In a rare scenario which led to both sides celebrating at the final whistle, the Latics were deemed safe on account of results elsewhere – namely defeats for relegation rivals Rochdale and Northampton Town.
As for the Tigers, they sealed the title with a victory that was coupled up by a draw for Peterborough United.
During five chaotic first half minutes, goals from Keane Lewis-Potter and George Honeyman cancelled out Joe Dodoo's momentary response.
But in truth, the result proved to hold little significance for Wigan – unbeaten in five games before making the trip across the M62 – as Rochdale and the Cobblers were beaten by Doncaster Rovers and Blackpool respectively.
Josh Magennis added a third for Hull midway through the second half.
Resisting the temptation to spring a surprise ahead of kick-off, Leam Richardson named an unchanged line-up for the fifth game running.
There was one alteration for Hull, meanwhile, as Richard Smallwood returned at the expense of Regan Slater.
As both sides took an initial look at what they were up against, Alfie Jones kept Dodoo at bay with a timely block, while at the other end Magennis prodded wide from inside the six-yard box.
However, with a sea of bodies in front of the Hull striker, it wasn't the most inviting chance.

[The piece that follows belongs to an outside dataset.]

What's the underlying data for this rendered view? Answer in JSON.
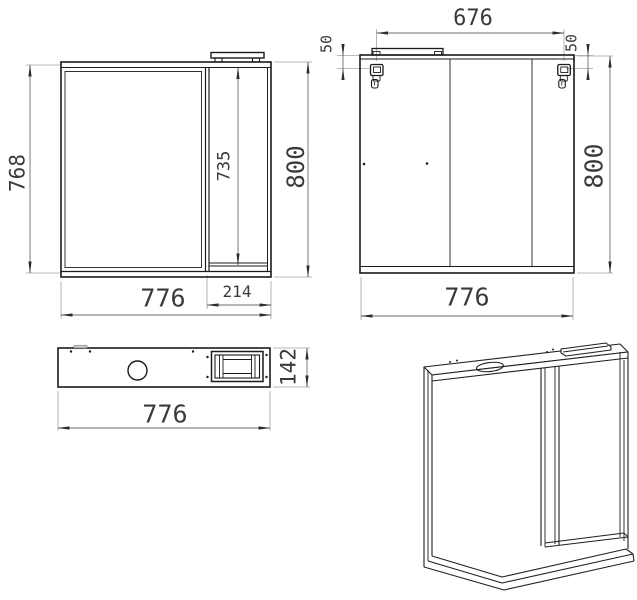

Lee Evans took aim from distance for Wigan – and the visitors thought they should have been awarded a penalty when Callum Lang was felled. Not given.
No sooner than referee Bobby Madley waved away those protests, meanwhile, it was advantage Hull in pursuit of the League One title as Lewis-Potter nodded in an opener at the far post.
Wigan forged an instant response when Dodoo fired home after being picked out superbly by Will Keane – playing against his former club – but that wasn't to be the end of a frantic exchange.
Indeed, visiting captain Jamie Jones was beaten for a second time in five minutes, although in truth there was little he could have done to keep out Honeyman's low strike.
Another strong penalty shout for the Latics – once again involving Lang – was rejected by Madley in the run-up to half-time, much to the dismay of Richardson, his backroom staff and players.
In isolation as a spectacle, things struggled to get going upon the restart.